How did the borders drawn during the Scramble for Africa contribute to governance challenges that persisted after decolonization?
Think about your answer, then reveal below.
Model answer: The Scramble's borders were drawn for European convenience, cutting through existing kingdoms, ethnic territories, and trade networks. This created two structural problems at independence: first, many post-colonial states inherited borders that lumped together historically antagonistic groups or split cohesive ones, generating internal ethnic and political tensions with no pre-colonial precedent. Second, colonial economies were designed for extraction — oriented toward European markets with minimal internal integration — so newly independent states inherited economic systems without the domestic industrial base needed for self-sustaining development. Together, these legacies meant post-colonial states faced governance challenges fundamentally shaped by choices made in Berlin in 1885, not by the communities themselves.
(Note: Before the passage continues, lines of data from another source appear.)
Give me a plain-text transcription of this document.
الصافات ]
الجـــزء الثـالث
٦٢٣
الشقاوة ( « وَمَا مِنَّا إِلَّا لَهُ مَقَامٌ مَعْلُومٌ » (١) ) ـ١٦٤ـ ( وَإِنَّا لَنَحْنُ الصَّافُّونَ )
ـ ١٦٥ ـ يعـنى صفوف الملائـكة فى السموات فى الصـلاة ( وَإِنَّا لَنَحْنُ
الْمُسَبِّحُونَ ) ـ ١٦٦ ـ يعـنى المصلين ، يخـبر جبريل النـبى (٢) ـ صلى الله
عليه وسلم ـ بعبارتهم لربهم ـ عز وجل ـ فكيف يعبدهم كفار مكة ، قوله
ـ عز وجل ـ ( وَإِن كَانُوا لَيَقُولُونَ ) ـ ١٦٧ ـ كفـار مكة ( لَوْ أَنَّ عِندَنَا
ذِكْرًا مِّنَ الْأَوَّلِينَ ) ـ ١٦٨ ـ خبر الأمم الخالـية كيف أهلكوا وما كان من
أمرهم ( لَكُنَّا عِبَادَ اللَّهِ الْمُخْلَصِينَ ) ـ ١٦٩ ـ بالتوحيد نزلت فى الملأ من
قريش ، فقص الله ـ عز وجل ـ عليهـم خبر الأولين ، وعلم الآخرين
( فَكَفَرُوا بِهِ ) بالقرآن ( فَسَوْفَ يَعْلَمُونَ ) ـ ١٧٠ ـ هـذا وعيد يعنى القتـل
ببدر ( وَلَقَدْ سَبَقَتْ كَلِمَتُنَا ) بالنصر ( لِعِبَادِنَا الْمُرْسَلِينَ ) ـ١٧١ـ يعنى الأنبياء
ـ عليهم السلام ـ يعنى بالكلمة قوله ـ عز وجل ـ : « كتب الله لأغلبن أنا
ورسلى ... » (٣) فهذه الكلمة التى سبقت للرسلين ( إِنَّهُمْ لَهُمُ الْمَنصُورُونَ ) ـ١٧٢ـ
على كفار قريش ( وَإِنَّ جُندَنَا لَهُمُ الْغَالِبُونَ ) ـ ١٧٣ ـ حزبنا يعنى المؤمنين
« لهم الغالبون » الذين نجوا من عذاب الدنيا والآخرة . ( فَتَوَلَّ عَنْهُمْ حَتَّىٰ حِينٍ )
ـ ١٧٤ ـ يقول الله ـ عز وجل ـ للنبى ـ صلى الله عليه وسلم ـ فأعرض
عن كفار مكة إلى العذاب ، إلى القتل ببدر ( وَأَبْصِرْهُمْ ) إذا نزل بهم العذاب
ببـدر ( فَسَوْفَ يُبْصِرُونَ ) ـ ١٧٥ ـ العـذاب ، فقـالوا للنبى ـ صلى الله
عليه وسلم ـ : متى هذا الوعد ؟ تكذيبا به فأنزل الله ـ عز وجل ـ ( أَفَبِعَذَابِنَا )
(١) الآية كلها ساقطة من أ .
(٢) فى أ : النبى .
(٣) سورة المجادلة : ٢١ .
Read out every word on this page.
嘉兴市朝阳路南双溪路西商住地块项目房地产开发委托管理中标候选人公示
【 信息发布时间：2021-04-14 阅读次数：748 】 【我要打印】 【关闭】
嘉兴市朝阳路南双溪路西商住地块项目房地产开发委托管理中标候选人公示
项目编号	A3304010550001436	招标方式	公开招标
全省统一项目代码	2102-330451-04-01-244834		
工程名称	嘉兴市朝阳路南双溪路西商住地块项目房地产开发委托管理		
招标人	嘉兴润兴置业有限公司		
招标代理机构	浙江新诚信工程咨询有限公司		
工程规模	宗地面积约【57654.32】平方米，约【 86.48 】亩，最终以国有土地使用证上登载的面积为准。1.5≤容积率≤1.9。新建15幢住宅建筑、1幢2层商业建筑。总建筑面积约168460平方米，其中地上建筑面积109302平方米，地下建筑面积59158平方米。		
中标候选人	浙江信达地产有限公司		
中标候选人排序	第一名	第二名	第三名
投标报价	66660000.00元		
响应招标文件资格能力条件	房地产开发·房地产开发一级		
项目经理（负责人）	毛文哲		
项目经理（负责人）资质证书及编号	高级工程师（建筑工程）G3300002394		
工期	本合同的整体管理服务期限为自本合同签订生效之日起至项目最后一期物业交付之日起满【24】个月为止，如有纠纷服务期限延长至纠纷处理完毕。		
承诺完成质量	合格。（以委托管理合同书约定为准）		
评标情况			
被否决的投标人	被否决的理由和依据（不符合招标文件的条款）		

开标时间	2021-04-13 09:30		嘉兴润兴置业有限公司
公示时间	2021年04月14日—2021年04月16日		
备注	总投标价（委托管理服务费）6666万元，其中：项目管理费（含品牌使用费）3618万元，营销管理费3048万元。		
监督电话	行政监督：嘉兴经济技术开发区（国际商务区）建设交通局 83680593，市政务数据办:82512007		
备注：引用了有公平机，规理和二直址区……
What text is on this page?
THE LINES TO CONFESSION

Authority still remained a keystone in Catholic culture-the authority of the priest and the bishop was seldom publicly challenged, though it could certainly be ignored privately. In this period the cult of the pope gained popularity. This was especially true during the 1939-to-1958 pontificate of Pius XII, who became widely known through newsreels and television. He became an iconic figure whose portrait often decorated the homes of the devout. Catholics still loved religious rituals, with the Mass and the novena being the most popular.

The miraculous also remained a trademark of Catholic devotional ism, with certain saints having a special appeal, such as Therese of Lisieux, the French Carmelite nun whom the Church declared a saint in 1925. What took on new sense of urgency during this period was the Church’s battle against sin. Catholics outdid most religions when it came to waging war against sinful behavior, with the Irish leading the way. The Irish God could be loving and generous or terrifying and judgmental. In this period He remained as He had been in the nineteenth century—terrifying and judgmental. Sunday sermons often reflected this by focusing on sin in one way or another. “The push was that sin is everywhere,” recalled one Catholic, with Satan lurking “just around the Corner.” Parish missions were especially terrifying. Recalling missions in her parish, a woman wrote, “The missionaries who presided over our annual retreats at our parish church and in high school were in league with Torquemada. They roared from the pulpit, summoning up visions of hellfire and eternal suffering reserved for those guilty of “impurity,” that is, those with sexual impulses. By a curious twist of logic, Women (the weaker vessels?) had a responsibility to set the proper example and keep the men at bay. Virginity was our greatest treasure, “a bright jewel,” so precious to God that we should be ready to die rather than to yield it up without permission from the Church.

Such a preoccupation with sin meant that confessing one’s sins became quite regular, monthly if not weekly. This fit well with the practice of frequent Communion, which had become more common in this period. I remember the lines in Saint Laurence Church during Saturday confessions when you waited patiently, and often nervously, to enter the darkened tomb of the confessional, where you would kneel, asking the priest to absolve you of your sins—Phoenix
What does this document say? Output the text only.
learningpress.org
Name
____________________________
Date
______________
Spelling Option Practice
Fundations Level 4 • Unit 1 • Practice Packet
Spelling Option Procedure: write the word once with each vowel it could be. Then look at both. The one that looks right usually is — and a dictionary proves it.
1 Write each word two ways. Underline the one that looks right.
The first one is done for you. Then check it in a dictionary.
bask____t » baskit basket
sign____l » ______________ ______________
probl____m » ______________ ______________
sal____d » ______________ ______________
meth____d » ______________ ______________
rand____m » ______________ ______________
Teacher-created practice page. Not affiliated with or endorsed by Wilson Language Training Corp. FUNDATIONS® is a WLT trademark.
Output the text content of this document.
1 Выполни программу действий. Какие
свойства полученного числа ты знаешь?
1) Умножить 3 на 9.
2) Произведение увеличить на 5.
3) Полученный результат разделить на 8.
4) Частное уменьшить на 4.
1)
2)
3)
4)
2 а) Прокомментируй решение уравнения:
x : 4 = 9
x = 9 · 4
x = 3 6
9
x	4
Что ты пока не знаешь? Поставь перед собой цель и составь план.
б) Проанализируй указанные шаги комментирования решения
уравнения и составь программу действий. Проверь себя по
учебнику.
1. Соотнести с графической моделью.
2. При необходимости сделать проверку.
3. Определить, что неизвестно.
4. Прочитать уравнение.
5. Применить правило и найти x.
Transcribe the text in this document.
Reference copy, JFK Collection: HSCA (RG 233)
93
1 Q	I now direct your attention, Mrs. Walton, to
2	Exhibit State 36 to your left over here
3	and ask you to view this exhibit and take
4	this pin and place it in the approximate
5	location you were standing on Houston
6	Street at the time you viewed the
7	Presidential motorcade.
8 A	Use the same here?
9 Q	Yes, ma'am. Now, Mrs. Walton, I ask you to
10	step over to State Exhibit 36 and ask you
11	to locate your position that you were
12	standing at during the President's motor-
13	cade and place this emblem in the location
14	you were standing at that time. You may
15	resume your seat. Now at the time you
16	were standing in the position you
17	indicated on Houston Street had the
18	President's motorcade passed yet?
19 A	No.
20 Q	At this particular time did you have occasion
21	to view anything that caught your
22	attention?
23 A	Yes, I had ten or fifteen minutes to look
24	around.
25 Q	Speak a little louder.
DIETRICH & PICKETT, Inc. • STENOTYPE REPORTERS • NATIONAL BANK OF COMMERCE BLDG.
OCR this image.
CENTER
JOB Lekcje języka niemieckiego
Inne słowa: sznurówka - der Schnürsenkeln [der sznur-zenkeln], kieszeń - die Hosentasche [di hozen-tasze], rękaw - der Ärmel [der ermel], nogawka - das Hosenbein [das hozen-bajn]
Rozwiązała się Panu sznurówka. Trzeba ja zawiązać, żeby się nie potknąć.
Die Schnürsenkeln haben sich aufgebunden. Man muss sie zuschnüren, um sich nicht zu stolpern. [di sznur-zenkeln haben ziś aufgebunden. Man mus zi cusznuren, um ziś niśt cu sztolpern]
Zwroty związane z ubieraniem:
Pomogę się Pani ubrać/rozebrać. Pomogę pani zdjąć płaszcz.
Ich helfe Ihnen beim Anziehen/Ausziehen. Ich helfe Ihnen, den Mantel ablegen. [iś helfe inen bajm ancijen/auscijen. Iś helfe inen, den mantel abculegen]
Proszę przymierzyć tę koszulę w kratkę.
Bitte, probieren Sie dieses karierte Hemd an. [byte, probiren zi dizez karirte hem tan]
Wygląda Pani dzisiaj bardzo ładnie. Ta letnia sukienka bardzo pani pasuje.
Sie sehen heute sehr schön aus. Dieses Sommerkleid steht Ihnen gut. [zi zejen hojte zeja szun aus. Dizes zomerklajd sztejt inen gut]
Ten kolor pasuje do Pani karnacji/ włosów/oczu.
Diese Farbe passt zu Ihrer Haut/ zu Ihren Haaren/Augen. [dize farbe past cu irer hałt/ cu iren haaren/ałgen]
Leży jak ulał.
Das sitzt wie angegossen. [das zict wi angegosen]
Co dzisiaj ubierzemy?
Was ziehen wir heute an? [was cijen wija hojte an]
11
The durability of colonial legacies is a central question in African political history. The OAU's (now AU's) 1964 Cairo Resolution codified the principle of preserving colonial borders at independence — partly to prevent endless border wars, but also meaning states kept the structural problems. Scholars debate how much of subsequent conflict, corruption, and underdevelopment reflects colonial legacies versus post-independence choices; but understanding the Scramble is essential context for any serious analysis of modern African governance.